Dilihat dari proporsi diatas, nampak bahwa sebagaian besar jasa pelayanan diberikan kepada tenaga medis (dokter/dokter gigi) sedangkan tenaga lainnya memiliki poin yang sangat terpaut jauh dari tenaga medis, terutama perawat yang merupakan tulang punggung pelayanan di FKTP Puskesmas. 

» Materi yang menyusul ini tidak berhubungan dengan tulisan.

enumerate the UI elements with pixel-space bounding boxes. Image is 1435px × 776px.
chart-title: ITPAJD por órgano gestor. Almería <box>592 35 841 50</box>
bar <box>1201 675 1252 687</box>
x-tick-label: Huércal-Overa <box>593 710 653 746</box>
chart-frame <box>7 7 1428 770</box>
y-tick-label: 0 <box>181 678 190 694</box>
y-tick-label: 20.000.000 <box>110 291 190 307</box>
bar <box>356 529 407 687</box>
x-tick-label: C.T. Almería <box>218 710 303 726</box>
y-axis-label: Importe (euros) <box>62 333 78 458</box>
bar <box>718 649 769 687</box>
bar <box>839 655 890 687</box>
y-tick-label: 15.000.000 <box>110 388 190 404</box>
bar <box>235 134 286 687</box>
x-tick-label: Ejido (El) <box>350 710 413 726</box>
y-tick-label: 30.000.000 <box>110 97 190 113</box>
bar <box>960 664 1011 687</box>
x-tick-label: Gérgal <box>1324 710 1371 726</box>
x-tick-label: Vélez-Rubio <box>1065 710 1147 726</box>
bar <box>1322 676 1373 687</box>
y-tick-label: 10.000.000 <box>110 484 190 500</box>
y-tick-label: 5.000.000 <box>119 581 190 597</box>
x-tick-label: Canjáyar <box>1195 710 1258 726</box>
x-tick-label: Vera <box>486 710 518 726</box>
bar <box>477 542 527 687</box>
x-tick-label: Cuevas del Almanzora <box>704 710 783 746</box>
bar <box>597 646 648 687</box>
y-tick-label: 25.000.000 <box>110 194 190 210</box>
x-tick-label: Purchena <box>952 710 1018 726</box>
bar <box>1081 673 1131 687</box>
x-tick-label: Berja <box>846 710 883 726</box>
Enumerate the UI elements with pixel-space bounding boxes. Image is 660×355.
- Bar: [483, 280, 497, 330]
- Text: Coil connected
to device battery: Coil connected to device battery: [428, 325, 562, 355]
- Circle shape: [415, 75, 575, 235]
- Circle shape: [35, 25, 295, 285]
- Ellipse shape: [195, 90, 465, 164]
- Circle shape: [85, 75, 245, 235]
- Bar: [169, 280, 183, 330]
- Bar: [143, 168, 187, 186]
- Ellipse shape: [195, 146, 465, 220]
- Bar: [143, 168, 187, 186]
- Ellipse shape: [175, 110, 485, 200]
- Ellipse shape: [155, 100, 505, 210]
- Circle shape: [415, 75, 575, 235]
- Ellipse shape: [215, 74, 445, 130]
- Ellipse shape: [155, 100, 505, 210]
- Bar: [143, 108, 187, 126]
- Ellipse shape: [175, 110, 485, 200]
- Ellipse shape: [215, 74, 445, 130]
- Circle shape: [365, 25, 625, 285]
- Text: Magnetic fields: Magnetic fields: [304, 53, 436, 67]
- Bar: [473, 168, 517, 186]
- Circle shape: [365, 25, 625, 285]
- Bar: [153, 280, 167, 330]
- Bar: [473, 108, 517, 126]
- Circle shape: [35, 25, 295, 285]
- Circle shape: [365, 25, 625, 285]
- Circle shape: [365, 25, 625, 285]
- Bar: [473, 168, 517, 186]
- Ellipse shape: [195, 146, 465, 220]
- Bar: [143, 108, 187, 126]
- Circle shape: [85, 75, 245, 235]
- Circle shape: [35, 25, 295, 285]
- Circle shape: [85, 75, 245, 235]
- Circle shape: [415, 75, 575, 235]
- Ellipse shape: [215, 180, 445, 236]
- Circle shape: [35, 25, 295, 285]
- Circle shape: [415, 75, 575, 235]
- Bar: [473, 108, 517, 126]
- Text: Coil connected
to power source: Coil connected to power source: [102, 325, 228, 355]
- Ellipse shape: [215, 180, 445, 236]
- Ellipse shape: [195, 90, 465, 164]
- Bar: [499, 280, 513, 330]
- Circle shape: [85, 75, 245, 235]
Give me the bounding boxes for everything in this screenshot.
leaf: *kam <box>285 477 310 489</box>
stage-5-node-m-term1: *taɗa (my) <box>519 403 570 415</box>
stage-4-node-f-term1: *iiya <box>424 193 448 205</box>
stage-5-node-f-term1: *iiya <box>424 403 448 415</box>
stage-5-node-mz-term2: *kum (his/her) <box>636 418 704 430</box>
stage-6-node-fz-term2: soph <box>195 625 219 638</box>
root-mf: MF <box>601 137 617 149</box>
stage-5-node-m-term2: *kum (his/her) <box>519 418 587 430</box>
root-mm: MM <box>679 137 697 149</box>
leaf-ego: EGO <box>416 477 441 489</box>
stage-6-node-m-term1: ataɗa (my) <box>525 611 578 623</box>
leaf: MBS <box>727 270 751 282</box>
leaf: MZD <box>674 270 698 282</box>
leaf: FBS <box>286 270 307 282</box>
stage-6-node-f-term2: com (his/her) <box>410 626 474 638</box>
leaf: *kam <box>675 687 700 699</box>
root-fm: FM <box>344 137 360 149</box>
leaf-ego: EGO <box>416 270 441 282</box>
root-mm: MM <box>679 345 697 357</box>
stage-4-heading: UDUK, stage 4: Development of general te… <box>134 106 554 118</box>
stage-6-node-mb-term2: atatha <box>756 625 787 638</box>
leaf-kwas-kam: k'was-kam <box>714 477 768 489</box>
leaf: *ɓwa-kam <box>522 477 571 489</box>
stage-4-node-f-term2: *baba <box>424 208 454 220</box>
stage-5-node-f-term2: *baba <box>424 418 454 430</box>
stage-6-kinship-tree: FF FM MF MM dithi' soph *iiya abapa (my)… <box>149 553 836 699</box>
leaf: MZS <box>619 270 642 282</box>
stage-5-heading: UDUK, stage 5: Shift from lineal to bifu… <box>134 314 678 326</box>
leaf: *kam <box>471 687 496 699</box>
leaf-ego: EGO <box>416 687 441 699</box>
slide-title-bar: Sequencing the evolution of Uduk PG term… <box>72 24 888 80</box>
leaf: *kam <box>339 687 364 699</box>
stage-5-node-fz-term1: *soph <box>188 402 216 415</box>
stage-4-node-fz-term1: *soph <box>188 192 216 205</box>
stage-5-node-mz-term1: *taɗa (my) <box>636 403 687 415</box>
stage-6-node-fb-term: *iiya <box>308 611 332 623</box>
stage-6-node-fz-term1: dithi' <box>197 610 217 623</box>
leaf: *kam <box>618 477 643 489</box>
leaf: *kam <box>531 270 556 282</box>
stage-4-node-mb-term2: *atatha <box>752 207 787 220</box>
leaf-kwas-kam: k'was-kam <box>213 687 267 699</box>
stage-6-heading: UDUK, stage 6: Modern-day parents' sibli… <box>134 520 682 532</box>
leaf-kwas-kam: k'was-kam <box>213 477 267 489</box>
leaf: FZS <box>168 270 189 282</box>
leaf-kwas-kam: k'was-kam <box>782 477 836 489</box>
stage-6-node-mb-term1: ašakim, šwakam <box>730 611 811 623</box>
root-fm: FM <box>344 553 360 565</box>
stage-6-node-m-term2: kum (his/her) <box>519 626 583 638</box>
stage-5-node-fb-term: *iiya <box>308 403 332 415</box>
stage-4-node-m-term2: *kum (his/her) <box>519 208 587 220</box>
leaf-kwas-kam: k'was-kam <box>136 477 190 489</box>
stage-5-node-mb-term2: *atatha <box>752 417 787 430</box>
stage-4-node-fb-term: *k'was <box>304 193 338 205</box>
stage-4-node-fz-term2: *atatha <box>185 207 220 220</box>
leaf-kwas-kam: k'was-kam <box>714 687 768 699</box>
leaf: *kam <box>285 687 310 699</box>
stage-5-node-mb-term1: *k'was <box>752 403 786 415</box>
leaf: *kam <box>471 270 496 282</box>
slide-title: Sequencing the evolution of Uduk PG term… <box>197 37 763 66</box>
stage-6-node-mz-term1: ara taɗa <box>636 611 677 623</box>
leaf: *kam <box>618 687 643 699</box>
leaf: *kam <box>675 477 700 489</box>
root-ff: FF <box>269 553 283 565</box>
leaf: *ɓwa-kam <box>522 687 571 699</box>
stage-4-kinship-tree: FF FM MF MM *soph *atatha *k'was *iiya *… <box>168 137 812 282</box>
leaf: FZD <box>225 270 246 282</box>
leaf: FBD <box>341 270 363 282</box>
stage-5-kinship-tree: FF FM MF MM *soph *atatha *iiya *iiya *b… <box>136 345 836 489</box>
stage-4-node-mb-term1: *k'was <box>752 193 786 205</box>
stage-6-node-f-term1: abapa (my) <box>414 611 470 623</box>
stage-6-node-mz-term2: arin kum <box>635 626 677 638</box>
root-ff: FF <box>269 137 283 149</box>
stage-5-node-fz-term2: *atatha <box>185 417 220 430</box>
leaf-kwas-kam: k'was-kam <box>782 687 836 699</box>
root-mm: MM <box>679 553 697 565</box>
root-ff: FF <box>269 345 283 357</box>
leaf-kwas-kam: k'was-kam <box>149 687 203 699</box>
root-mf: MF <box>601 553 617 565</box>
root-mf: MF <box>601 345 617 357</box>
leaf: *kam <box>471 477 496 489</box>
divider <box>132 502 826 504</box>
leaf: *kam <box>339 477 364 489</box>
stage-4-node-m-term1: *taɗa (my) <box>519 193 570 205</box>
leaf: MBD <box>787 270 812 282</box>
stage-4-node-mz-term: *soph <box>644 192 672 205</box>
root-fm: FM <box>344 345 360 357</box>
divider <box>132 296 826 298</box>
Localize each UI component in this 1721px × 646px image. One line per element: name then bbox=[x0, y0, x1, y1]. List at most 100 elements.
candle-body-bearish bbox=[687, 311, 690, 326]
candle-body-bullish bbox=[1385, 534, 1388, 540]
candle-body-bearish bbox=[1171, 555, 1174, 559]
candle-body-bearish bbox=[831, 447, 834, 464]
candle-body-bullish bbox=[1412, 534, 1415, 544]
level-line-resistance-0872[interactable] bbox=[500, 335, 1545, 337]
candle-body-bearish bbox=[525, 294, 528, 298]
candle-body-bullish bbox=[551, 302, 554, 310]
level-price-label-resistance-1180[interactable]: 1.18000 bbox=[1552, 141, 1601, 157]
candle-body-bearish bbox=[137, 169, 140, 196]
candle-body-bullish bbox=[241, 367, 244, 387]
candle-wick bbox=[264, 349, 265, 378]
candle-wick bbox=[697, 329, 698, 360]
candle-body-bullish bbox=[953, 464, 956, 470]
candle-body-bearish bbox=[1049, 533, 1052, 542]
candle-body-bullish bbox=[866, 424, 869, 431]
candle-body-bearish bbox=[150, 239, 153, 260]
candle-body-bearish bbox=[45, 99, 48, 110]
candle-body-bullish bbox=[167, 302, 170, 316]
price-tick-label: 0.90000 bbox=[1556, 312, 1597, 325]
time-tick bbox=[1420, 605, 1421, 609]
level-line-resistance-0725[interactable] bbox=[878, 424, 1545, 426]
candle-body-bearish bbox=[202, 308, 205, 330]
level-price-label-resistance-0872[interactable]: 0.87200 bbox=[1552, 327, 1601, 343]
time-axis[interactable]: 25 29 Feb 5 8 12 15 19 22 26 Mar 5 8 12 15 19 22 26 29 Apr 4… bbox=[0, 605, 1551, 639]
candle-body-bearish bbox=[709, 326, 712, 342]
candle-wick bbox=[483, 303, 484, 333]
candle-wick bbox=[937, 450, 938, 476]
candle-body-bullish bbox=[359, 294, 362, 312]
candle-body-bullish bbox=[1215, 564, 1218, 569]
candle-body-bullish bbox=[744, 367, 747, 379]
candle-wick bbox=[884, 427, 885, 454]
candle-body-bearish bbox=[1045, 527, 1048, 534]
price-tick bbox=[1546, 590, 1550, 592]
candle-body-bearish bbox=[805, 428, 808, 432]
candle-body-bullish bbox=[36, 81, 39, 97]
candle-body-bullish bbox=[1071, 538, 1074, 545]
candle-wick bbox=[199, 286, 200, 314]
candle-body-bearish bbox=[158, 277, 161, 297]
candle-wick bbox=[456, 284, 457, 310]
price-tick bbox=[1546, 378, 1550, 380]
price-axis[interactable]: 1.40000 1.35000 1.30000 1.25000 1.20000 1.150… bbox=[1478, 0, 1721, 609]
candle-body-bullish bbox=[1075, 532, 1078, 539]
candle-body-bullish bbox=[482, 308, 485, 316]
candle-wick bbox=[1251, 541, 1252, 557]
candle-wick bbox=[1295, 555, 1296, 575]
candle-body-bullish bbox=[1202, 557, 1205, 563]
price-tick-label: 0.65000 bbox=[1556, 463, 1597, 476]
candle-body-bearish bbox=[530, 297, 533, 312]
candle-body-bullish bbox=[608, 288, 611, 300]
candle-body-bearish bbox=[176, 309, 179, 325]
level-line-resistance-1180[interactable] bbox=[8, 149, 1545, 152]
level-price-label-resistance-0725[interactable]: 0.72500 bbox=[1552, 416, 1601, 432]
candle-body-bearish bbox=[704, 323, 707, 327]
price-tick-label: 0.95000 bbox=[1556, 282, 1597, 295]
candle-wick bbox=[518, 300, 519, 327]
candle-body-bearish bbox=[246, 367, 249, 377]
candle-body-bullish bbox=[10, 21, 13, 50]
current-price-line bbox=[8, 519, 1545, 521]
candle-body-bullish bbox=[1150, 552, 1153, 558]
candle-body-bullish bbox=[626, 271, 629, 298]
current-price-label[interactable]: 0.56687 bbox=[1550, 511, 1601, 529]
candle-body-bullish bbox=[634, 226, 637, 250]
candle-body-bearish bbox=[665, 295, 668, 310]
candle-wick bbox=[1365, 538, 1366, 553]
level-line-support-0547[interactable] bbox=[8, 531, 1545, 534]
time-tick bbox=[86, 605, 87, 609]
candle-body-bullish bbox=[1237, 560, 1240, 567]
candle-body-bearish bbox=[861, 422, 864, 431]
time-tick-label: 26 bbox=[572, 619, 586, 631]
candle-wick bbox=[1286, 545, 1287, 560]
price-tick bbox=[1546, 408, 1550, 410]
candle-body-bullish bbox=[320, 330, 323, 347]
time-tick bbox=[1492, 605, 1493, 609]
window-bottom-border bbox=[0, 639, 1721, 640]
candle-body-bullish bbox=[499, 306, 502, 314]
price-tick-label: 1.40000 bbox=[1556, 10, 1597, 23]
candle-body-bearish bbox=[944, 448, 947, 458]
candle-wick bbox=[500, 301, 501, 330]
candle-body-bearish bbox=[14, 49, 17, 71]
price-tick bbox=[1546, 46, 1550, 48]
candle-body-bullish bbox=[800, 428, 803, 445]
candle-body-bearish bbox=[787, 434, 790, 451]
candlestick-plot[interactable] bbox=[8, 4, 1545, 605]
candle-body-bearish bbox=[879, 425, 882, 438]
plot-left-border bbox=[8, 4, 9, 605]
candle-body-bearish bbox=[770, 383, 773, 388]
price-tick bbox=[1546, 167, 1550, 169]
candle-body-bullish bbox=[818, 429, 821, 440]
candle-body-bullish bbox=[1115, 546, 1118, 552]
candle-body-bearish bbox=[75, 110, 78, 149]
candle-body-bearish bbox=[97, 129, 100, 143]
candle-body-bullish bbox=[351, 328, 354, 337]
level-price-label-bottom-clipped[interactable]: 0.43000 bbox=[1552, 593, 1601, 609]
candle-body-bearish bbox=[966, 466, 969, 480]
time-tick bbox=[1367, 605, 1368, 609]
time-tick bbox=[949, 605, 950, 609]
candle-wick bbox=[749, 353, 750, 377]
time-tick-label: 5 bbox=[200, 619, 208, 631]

Meskipun menurut peraturan, pelayanan kesehatan (pengobatan/kuratif) harus dilayani oleh seorang tenaga medis (dokter/dokter gigi) namun seringkali di lapangan karena keterbatasan tenaga dokter/dokter gigi dan banyaknya tenaga medis yang merangkap tugas sebagai kepala PUskesmas yang lebih sering mengikuti kegiatan rapat-rapat dan koordinasi dengan Dinas Kesehatan, seringkali perawat menggantikan tugas dokter tersebut dalam memberikan pelayanan kepada pasien. Belum lagi tugas-tugas rangkap perawat lainnya di Puskesmas yang dirasa sangat berat, seperti merangkap petugas administrasi atau tugas-tugas Upaya kesehatan masyarakat (Promkes, gizi dll), maka sepantasnya perawat sebagai ujung tombak pelayanan tersebut mendapatkan perhatian lebih dari Pemerintah.